Pada tahap selanjutnya, agar kaum terpelajar bisa lebih megenal JIB dan Islam, maka dibutuhkan modernisasi dalam mengekspresikan Islam dalam konteks historis saat itu. Tolak ukur utama dalam ukuran modernitas bagi kalangan pelajar pada masa itu adalah bahasa Belanda. Inilah kenapa majalah yang diterbitkan JIB dalam bahasa Belanda, yaitu Heth Licht. Dalam pengajaran, pelatihan-pelatihan, JIB sering menggunakan metode pendekatan-pendekatan modern serta rasionalisme.

Agar kajian Islam lebih menarik buat para pelajar Muslim dari sekolah-sekolah sekuler, maka diundanglah mentor Muslim atau tokoh-tokoh yang menguasai kajian-kajian yang berasal dari ulama-intelektual reformis dan intelektual-ulama modernis. Pola ini sangat kontras dengan metode pengajaran atau pengkajian tradisional yang cenderung bersifat dogmatis dengan sedikit memberi ruang bertanya pada pelajar-pelajar. Metode yang baru itu, pengajaran intelektual-ulama dan ulama-intelektual lebih terbuka terhadap diskusi dan lebih bisa mengaitkan tema-tema kajianIslam dengan kenyataan-kenyataan kontemporer.

JIB banyak dibentuk di kota-kota besar, menjadikan organisasi ini lebih dekat dengan tradisi intelektual-ulama yang reformis-modernis ketimbang tradisi intelektual-ulama yang tradisional. Selain Agus Salim sebagai penasihat sekaligus mentoring, JIB juga mengundang HOS. Tjokroaminoto (dari SI), Ahmad Hasan (Persis), Ahmad Dahlan dan H. Fakhruddin (masing-masing dari Muhammadiyah) dan mentor-mentor lainnya. Nama-nama yang disebutkan tadi adalah mentor-mentor terkemuka di dalam JIB.

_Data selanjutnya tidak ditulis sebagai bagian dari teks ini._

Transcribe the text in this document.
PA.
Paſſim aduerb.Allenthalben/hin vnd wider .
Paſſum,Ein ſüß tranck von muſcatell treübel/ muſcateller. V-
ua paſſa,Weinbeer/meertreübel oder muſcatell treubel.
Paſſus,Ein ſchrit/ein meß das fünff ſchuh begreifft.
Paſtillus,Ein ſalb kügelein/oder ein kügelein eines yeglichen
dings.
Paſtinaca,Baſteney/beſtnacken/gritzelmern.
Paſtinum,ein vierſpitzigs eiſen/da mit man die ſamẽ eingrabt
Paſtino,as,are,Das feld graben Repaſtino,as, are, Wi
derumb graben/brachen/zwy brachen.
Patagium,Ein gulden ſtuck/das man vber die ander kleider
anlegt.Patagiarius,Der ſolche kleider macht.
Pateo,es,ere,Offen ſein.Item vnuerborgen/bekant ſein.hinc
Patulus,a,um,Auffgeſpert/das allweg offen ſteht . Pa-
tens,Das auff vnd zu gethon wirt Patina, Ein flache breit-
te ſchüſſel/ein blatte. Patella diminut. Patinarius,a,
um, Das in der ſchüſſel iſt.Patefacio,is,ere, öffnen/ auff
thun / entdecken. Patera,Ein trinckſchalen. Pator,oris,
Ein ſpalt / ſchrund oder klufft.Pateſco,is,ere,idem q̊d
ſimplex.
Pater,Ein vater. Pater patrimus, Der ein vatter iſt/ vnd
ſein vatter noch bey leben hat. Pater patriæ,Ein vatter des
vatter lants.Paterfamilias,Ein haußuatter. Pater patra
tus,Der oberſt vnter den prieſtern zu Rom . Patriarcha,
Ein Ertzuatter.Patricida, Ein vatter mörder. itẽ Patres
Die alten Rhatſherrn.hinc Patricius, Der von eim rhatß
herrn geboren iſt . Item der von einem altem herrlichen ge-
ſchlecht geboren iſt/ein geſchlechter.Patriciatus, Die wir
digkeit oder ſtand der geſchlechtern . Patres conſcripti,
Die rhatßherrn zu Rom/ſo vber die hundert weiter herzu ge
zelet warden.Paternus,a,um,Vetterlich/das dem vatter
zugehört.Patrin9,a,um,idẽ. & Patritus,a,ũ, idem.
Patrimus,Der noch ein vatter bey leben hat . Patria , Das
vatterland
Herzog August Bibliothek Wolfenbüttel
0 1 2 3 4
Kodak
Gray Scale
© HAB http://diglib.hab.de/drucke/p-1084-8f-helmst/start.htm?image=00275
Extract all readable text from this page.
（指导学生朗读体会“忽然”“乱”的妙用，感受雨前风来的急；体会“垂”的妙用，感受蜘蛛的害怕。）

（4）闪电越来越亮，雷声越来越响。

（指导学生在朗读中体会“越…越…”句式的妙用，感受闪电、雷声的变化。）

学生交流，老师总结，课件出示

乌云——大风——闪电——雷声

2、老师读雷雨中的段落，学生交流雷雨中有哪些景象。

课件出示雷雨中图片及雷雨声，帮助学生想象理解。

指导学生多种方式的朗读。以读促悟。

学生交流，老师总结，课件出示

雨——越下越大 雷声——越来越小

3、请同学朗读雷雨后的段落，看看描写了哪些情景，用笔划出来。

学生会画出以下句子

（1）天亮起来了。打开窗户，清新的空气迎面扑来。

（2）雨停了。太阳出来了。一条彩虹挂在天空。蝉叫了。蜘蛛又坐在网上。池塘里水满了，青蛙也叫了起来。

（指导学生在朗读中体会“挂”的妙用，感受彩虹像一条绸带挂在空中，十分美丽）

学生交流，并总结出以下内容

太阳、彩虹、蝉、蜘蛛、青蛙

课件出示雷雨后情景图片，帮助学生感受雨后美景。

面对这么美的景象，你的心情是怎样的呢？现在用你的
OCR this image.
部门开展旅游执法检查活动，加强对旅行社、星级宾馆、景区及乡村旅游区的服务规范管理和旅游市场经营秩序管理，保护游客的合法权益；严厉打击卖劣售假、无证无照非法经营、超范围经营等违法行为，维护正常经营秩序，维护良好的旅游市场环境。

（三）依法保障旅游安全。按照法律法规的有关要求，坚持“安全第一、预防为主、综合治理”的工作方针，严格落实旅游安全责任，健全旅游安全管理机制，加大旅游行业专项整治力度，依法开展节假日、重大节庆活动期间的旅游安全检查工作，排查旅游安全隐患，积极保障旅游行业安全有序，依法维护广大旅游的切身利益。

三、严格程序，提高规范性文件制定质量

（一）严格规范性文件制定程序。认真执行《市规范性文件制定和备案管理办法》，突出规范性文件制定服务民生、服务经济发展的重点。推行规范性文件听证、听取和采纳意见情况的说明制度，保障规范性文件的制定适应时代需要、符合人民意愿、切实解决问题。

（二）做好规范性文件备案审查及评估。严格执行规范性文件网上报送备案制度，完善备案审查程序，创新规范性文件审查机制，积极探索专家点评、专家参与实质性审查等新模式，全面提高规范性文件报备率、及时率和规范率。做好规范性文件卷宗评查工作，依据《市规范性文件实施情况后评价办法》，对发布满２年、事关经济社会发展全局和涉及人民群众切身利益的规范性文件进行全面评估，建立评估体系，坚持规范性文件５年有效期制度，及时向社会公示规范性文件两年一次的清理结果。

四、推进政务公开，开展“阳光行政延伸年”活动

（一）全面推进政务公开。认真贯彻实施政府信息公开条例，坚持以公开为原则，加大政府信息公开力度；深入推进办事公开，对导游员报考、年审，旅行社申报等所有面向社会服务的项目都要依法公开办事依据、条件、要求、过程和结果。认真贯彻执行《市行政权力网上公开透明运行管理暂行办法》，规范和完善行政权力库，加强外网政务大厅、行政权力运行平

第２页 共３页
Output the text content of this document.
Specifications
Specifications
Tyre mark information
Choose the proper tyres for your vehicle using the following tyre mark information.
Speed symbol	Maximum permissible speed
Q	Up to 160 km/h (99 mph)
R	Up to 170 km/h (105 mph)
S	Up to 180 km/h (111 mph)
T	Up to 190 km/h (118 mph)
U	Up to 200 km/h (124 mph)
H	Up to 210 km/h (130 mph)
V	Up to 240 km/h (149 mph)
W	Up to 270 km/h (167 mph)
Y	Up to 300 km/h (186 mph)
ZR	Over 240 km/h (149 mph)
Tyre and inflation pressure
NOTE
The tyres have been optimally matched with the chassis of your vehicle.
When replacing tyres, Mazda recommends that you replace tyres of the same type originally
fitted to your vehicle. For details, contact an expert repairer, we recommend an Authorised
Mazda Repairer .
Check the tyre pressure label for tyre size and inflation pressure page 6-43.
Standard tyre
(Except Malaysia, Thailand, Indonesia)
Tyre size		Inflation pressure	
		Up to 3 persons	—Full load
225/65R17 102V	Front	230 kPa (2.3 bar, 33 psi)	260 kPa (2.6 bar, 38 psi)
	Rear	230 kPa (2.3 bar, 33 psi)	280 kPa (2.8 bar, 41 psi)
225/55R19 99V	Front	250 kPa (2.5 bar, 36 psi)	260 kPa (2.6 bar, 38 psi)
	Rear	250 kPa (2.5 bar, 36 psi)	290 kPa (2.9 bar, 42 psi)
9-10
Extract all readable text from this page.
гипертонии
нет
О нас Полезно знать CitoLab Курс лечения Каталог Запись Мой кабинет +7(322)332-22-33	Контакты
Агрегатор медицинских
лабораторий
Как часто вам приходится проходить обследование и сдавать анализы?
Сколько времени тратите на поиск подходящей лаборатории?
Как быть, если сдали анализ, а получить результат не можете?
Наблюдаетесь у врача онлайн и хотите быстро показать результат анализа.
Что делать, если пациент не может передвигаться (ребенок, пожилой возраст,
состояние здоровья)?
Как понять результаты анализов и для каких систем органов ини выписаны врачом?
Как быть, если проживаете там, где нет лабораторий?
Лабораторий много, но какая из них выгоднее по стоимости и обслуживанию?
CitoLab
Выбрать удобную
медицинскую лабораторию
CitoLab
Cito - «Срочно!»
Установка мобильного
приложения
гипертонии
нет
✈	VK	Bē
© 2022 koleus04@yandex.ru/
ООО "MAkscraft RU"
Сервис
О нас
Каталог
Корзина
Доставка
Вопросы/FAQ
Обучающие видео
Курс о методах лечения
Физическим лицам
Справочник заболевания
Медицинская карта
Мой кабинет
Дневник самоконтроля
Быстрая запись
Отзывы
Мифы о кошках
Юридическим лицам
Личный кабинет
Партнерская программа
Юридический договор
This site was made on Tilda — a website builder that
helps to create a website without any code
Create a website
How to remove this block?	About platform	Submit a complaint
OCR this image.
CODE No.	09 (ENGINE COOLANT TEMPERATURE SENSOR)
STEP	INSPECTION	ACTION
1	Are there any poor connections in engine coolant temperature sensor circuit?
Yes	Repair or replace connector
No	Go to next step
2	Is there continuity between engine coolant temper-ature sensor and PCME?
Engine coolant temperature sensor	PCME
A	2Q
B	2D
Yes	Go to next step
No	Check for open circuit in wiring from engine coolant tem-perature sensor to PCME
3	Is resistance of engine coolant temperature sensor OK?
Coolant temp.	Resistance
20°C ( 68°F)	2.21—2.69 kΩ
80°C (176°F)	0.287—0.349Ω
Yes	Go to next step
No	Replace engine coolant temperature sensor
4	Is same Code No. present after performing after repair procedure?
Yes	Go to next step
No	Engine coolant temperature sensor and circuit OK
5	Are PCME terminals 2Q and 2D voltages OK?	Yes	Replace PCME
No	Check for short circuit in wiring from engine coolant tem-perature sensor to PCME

Di antara para anggota senior JIB pada tahun 1920-an yang akan menjadi pimpinan gerakan politik Muslim di masa depan ialah Syamsurizal yang menjadi Ketua Umum pertama tahun 1925-1926, seorang lulusan Rechtscholl. Ketua Umum kedua adalah Wiwoho Purbohadidjojo yang memimpin dari tahun 1926-1930, dia seorang lulusan dari Hoogere Burgerschool (Pendidikan Menengah Umum). Kasman Singodimedjo adalah Ketua Umum yang ketiga, menjabat selama lima tahun dari 1930-1935, seorang pelajar bagian persiapan School tot Opleiding van Indische Artsen (Sekolah Pendidikan Dokter Hindia) atau lebih dikenal dengan singkatan STOVIA. Kemudian dilanjutkan oleh Muhammad Roem dari STOVIA juga, kemudian Mohammad Natsir, Jusuf Wibisono, Prawoto Mangkusasmito, ketiga-tiganya dari pelajar Algemene Middelbare School disingkat AMS (Pendidikan Menengah Umum).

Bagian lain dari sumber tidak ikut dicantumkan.